Florida has executed hundreds of people since 1924. Could Aramis Ayala finally put an end to it?

04-05-cover_alt.jpg

Herman Lindsey can tell you what it's like to wait for a turn with death.

After being sentenced to die in 2006, he was put on Florida's death row in 2007, and sat caged inside a plain, box-like cell at the old, dusty state prison in Raiford, where winter and summer temperatures seemed harsher inside than out.

Lindsey was convicted of the murder of a store clerk who was fatally shot during a Fort Lauderdale robbery in 1994. He didn't get to say goodbye to his loved ones when he was sentenced to die, and it was hard for anyone to make the five-hour trek from Broward County to the isolated facility up north. As he fought to prove his innocence, other men were taken into the white execution room, strapped with leather bonds onto a gurney and injected with a fatal cocktail of drugs. Most went quickly and quietly, but at least one execution was painfully botched. As he waited alone, Lindsey begged God to let him go.

"One thing Florida cannot guarantee is that they will not kill an innocent person," he says in an interview. "The system is intact to protect us, to seek justice for victims, but in my case, they created a victim."

And then, one seemingly miraculous day – Tuesday, July 28, 2009 – Lindsey was free. After fighting his case all the way to the Florida Supreme Court, all seven justices agreed the evidence was insufficient to support his conviction, much less the death sentence he received from an 8-4 jury. Lindsey became the 23rd prisoner exonerated and freed from death row in Florida, which leads the nation for exonerees.

Under the shade of the state Capitol building last Thursday, Lindsey told a crowd he's been fighting to abolish the death penalty since he was released in 2009. Lawmakers have heard about his struggles to move past the trauma and live a normal existence – whenever he applies for a job or a place to live, the murder still shows in his background check, and he feels this has wrecked his life. Lindsey felt ignored – until last month.

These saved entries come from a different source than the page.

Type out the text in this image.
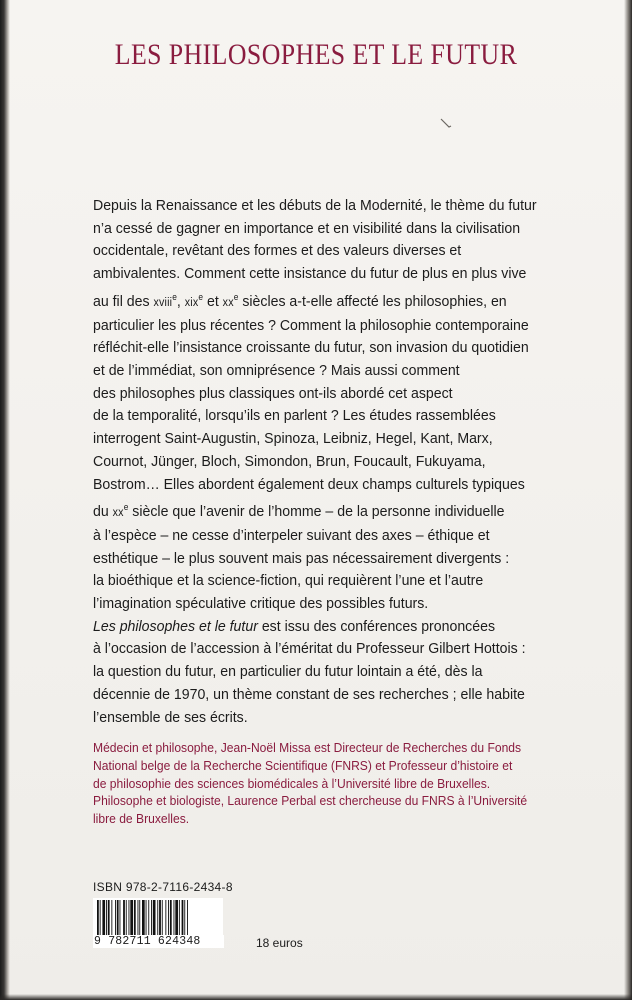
LES PHILOSOPHES ET LE FUTUR

Depuis la Renaissance et les débuts de la Modernité, le thème du futur

n’a cessé de gagner en importance et en visibilité dans la civilisation

occidentale, revêtant des formes et des valeurs diverses et

ambivalentes. Comment cette insistance du futur de plus en plus vive

au fil des xviii$^e$, xix$^e$ et $xx^e$ siècles a-t-elle affecté les philosophies, en

particulier les plus récentes ? Comment la philosophie contemporaine

réfléchit-elle l’insistance croissante du futur, son invasion du quotidien

et de l’immédiat, son omniprésence ? Mais aussi comment

des philosophes plus classiques ont-ils abordé cet aspect

de la temporalité, lorsqu’ils en parlent ? Les études rassemblées

interrogent Saint-Augustin, Spinoza, Leibniz, Hegel, Kant, Marx,

Cournot, Jünger, Bloch, Simondon, Brun, Foucault, Fukuyama,

Bostrom… Elles abordent également deux champs culturels typiques

du $xx^e$ siècle que l’avenir de l’homme – de la personne individuelle

à l’espèce – ne cesse d’interpeler suivant des axes – éthique et

esthétique – le plus souvent mais pas nécessairement divergents :

la bioéthique et la science-fiction, qui requièrent l’une et l’autre

l’imagination spéculative critique des possibles futurs.

Les philosophes et le futur est issu des conférences prononcées

à l’occasion de l’accession à l’éméritat du Professeur Gilbert Hottois :

la question du futur, en particulier du futur lointain a été, dès la

décennie de 1970, un thème constant de ses recherches ; elle habite

l’ensemble de ses écrits.

Médecin et philosophe, Jean-Noël Missa est Directeur de Recherches du Fonds

National belge de la Recherche Scientifique (FNRS) et Professeur d’histoire et

de philosophie des sciences biomédicales à l’Université libre de Bruxelles.

Philosophe et biologiste, Laurence Perbal est chercheuse du FNRS à l’Université

libre de Bruxelles.

ISBN 978-2-7116-2434-8
9 782711 624348	18 euros
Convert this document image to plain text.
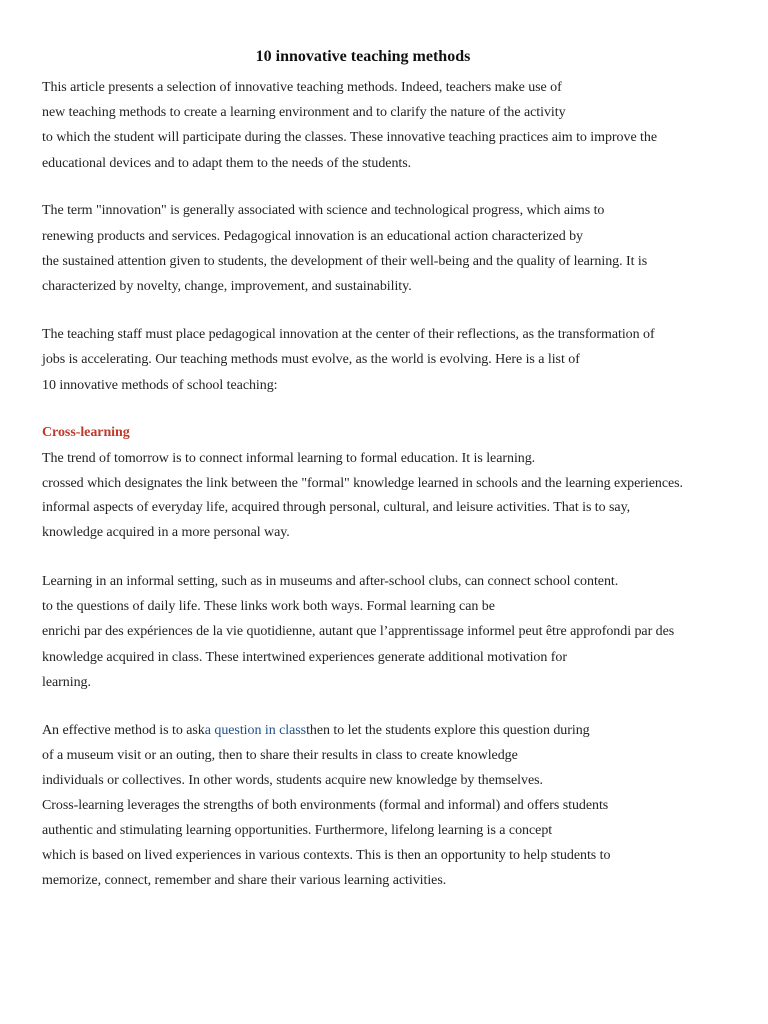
10 innovative teaching methods
This article presents a selection of innovative teaching methods. Indeed, teachers make use of
new teaching methods to create a learning environment and to clarify the nature of the activity
to which the student will participate during the classes. These innovative teaching practices aim to improve the
educational devices and to adapt them to the needs of the students.
The term "innovation" is generally associated with science and technological progress, which aims to
renewing products and services. Pedagogical innovation is an educational action characterized by
the sustained attention given to students, the development of their well-being and the quality of learning. It is
characterized by novelty, change, improvement, and sustainability.
The teaching staff must place pedagogical innovation at the center of their reflections, as the transformation of
jobs is accelerating. Our teaching methods must evolve, as the world is evolving. Here is a list of
10 innovative methods of school teaching:
Cross-learning
The trend of tomorrow is to connect informal learning to formal education. It is learning.
crossed which designates the link between the "formal" knowledge learned in schools and the learning experiences.
informal aspects of everyday life, acquired through personal, cultural, and leisure activities. That is to say,
knowledge acquired in a more personal way.
Learning in an informal setting, such as in museums and after-school clubs, can connect school content.
to the questions of daily life. These links work both ways. Formal learning can be
enrichi par des expériences de la vie quotidienne, autant que l’apprentissage informel peut être approfondi par des
knowledge acquired in class. These intertwined experiences generate additional motivation for
learning.
An effective method is to aska question in classthen to let the students explore this question during
of a museum visit or an outing, then to share their results in class to create knowledge
individuals or collectives. In other words, students acquire new knowledge by themselves.
Cross-learning leverages the strengths of both environments (formal and informal) and offers students
authentic and stimulating learning opportunities. Furthermore, lifelong learning is a concept
which is based on lived experiences in various contexts. This is then an opportunity to help students to
memorize, connect, remember and share their various learning activities.
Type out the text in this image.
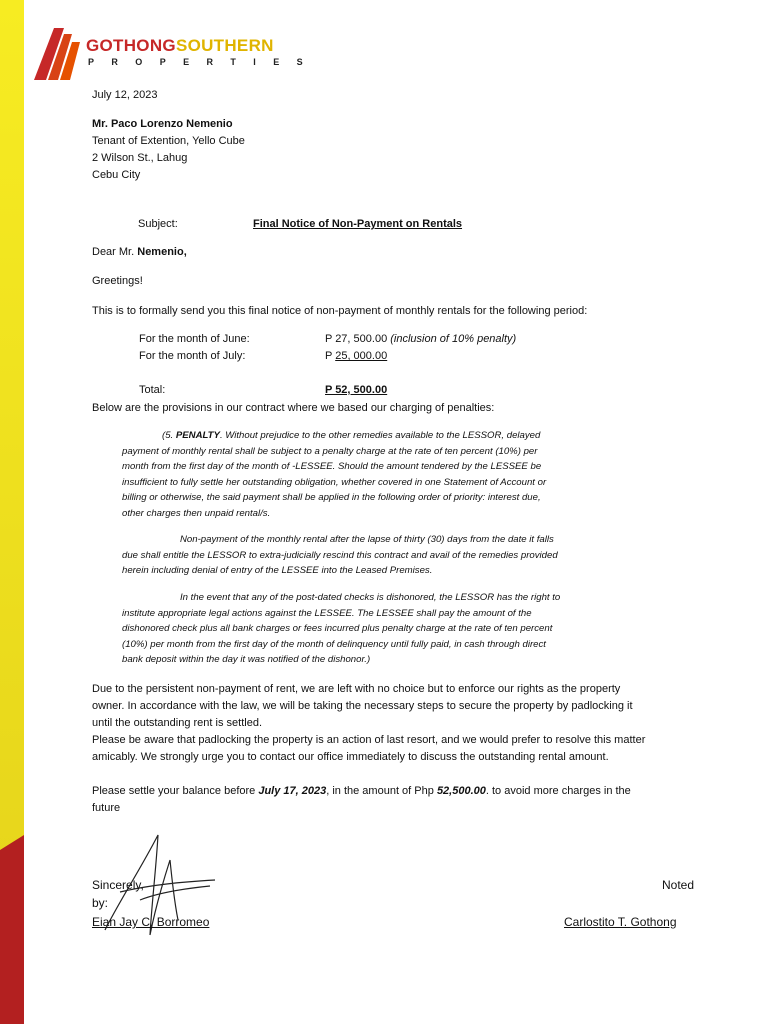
GOTHONGSOUTHERN
PROPERTIES
July 12, 2023
Mr. Paco Lorenzo Nemenio
Tenant of Extention, Yello Cube
2 Wilson St., Lahug
Cebu City
Subject:	Final Notice of Non-Payment on Rentals
Dear Mr. Nemenio,
Greetings!
This is to formally send you this final notice of non-payment of monthly rentals for the following period:
For the month of June:	P 27, 500.00 (inclusion of 10% penalty)
For the month of July:	P 25, 000.00
Total:	P 52, 500.00
Below are the provisions in our contract where we based our charging of penalties:
(5. PENALTY. Without prejudice to the other remedies available to the LESSOR, delayed
payment of monthly rental shall be subject to a penalty charge at the rate of ten percent (10%) per
month from the first day of the month of -LESSEE. Should the amount tendered by the LESSEE be
insufficient to fully settle her outstanding obligation, whether covered in one Statement of Account or
billing or otherwise, the said payment shall be applied in the following order of priority: interest due,
other charges then unpaid rental/s.
Non-payment of the monthly rental after the lapse of thirty (30) days from the date it falls
due shall entitle the LESSOR to extra-judicially rescind this contract and avail of the remedies provided
herein including denial of entry of the LESSEE into the Leased Premises.
In the event that any of the post-dated checks is dishonored, the LESSOR has the right to
institute appropriate legal actions against the LESSEE. The LESSEE shall pay the amount of the
dishonored check plus all bank charges or fees incurred plus penalty charge at the rate of ten percent
(10%) per month from the first day of the month of delinquency until fully paid, in cash through direct
bank deposit within the day it was notified of the dishonor.)
Due to the persistent non-payment of rent, we are left with no choice but to enforce our rights as the property
owner. In accordance with the law, we will be taking the necessary steps to secure the property by padlocking it
until the outstanding rent is settled.
Please be aware that padlocking the property is an action of last resort, and we would prefer to resolve this matter
amicably. We strongly urge you to contact our office immediately to discuss the outstanding rental amount.
Please settle your balance before July 17, 2023, in the amount of Php 52,500.00. to avoid more charges in the
future
Sincerely,
by:
Eian Jay C. Borromeo
Noted
Carlostito T. Gothong
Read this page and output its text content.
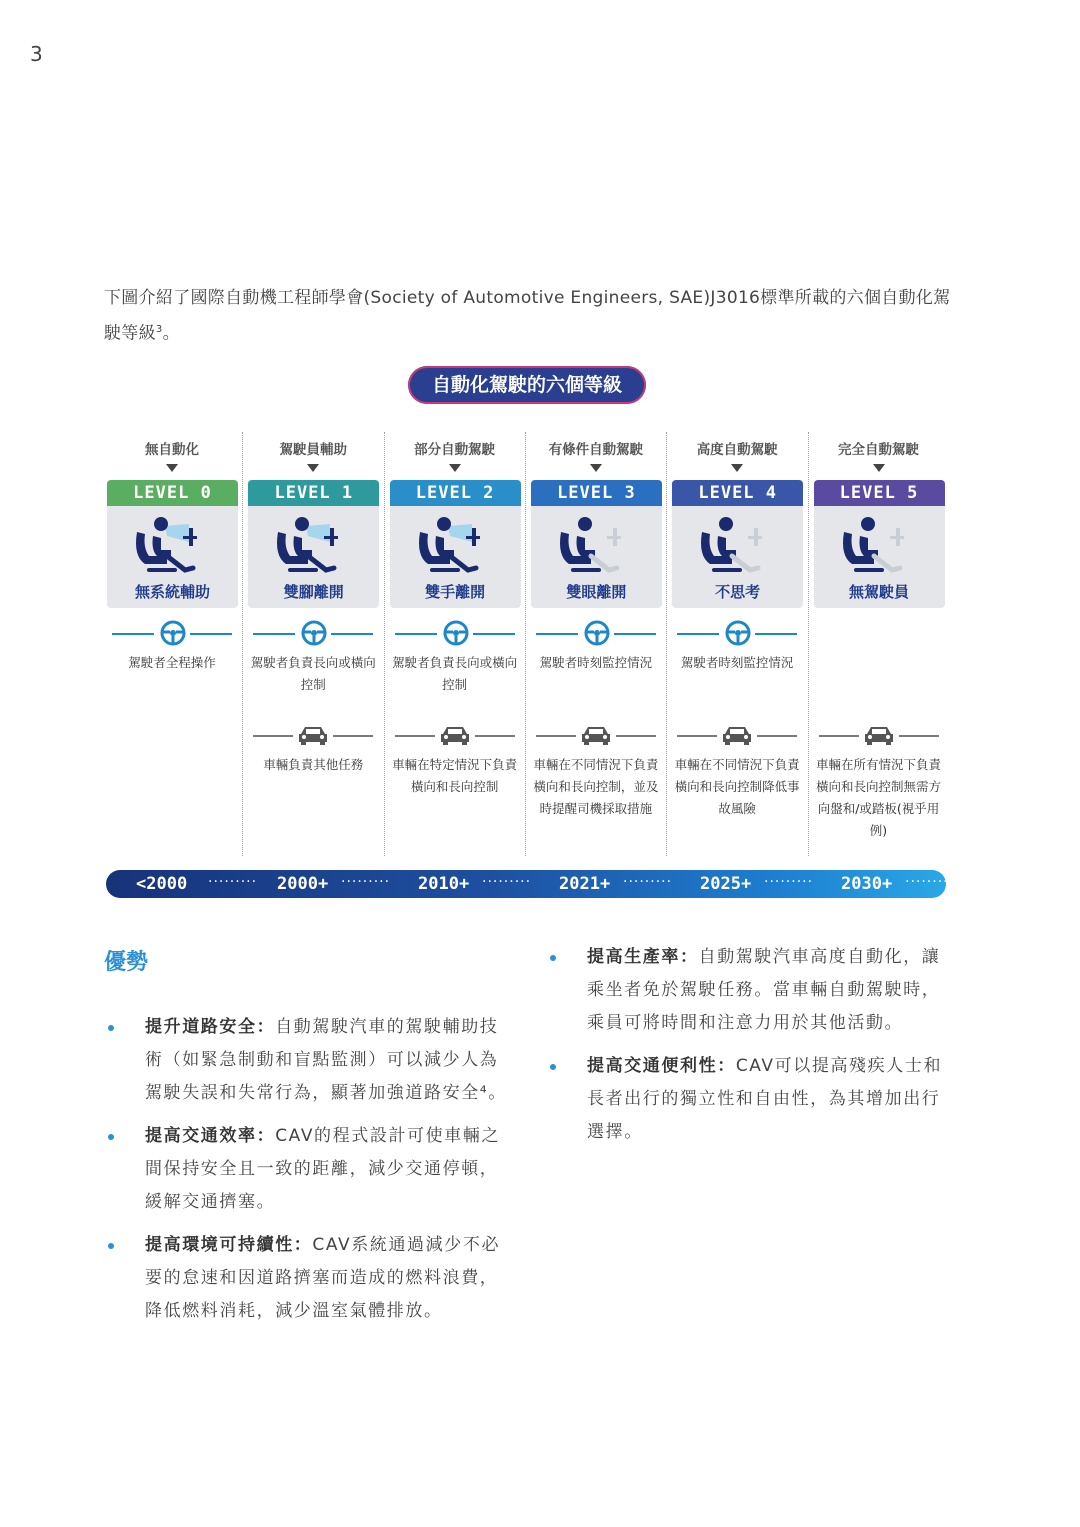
3

下圖介紹了國際自動機工程師學會(Society of Automotive Engineers, SAE)J3016標準所載的六個自動化駕駛等級$^3$。

自動化駕駛的六個等級
無自動化
LEVEL 0
無系統輔助
駕駛者全程操作
駕駛員輔助
LEVEL 1
雙腳離開
駕駛者負責長向或橫向控制
車輛負責其他任務
部分自動駕駛
LEVEL 2
雙手離開
駕駛者負責長向或橫向控制
車輛在特定情況下負責橫向和長向控制
有條件自動駕駛
LEVEL 3
雙眼離開
駕駛者時刻監控情況
車輛在不同情況下負責橫向和長向控制，並及時提醒司機採取措施
高度自動駕駛
LEVEL 4
不思考
駕駛者時刻監控情況
車輛在不同情況下負責橫向和長向控制降低事故風險
完全自動駕駛
LEVEL 5
無駕駛員
車輛在所有情況下負責橫向和長向控制無需方向盤和/或踏板(視乎用例)
<2000 ········· 2000+ ········· 2010+ ········· 2021+ ········· 2025+ ········· 2030+ ·········
優勢
提升道路安全：自動駕駛汽車的駕駛輔助技術（如緊急制動和盲點監測）可以減少人為駕駛失誤和失常行為，顯著加強道路安全⁴。
提高交通效率：CAV的程式設計可使車輛之間保持安全且一致的距離，減少交通停頓，緩解交通擠塞。
提高環境可持續性：CAV系統通過減少不必要的怠速和因道路擠塞而造成的燃料浪費，降低燃料消耗，減少溫室氣體排放。
提高生產率：自動駕駛汽車高度自動化，讓乘坐者免於駕駛任務。當車輛自動駕駛時，乘員可將時間和注意力用於其他活動。
提高交通便利性：CAV可以提高殘疾人士和長者出行的獨立性和自由性，為其增加出行選擇。
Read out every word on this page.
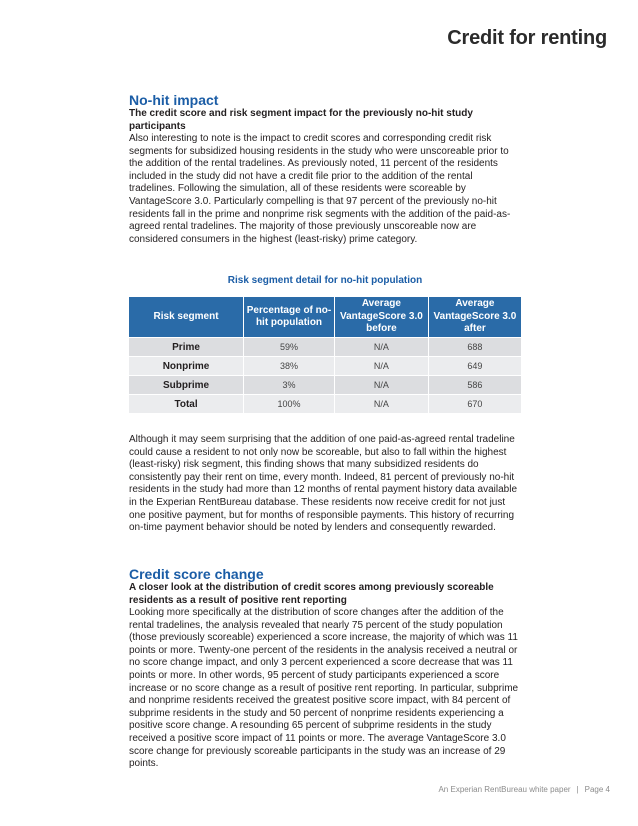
Credit for renting
No-hit impact

The credit score and risk segment impact for the previously no-hit study participants

Also interesting to note is the impact to credit scores and corresponding credit risk segments for subsidized housing residents in the study who were unscoreable prior to the addition of the rental tradelines. As previously noted, 11 percent of the residents included in the study did not have a credit file prior to the addition of the rental tradelines. Following the simulation, all of these residents were scoreable by VantageScore 3.0. Particularly compelling is that 97 percent of the previously no-hit residents fall in the prime and nonprime risk segments with the addition of the paid-as-agreed rental tradelines. The majority of those previously unscoreable now are considered consumers in the highest (least-risky) prime category.

Risk segment detail for no-hit population
Risk segment	Percentage of no-hit population	Average VantageScore 3.0 before	Average VantageScore 3.0 after
Prime	59%	N/A	688
Nonprime	38%	N/A	649
Subprime	3%	N/A	586
Total	100%	N/A	670

Although it may seem surprising that the addition of one paid-as-agreed rental tradeline could cause a resident to not only now be scoreable, but also to fall within the highest (least-risky) risk segment, this finding shows that many subsidized residents do consistently pay their rent on time, every month. Indeed, 81 percent of previously no-hit residents in the study had more than 12 months of rental payment history data available in the Experian RentBureau database. These residents now receive credit for not just one positive payment, but for months of responsible payments. This history of recurring on-time payment behavior should be noted by lenders and consequently rewarded.

Credit score change

A closer look at the distribution of credit scores among previously scoreable residents as a result of positive rent reporting

Looking more specifically at the distribution of score changes after the addition of the rental tradelines, the analysis revealed that nearly 75 percent of the study population (those previously scoreable) experienced a score increase, the majority of which was 11 points or more. Twenty-one percent of the residents in the analysis received a neutral or no score change impact, and only 3 percent experienced a score decrease that was 11 points or more. In other words, 95 percent of study participants experienced a score increase or no score change as a result of positive rent reporting. In particular, subprime and nonprime residents received the greatest positive score impact, with 84 percent of subprime residents in the study and 50 percent of nonprime residents experiencing a positive score change. A resounding 65 percent of subprime residents in the study received a positive score impact of 11 points or more. The average VantageScore 3.0 score change for previously scoreable participants in the study was an increase of 29 points.

An Experian RentBureau white paper | Page 4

In March, Orange-Osceola State Attorney Aramis Ayala put herself at the center of the death penalty debate, igniting a firestorm of criticism after she declared she wouldn't pursue an execution for murder suspect Markeith Loyd – or, for that matter, any other case during her tenure.

Hours after Ayala's announcement, she says she was asked by Florida Gov. Rick Scott in a 25-second phone call to recuse herself from the case. She refused and tried to explain the reasoning behind her conclusion – that the death penalty is costly, has no effect on public safety and does not deter crime – but Scott wouldn't listen. Before the end of the day, Scott used his executive authority to remove Ayala from the case and reassign it to another state attorney, saying it was "clear that she will not fight for justice." That move sparked further controversy and fueled a conversation Lindsey has been desperate to have.

"God was giving me the experience to be a voice," he said to the hundreds who traveled miles in buses and cars to support Ayala in Tallahassee. "This year, we actually are being heard. And what State Attorney Ayala is doing is helping us with our fight to end the death penalty."

Lindsey, 44, said he got no apology or compensation from the state after being wrongly imprisoned. Like a church on Sunday, the crowd seated on white plastic chairs listened with rapt attention to Lindsey's sermon, shouting every so often, "Amen!" They'd come from Jacksonville, Orlando and Miami to air their grievances in our lawmakers' playground.

"I done been to that governor's office. He won't even see me. But he says he wants somebody there for justice," Lindsey exclaimed to them, pointing toward the Capitol. "What would have happened if I would have died there?"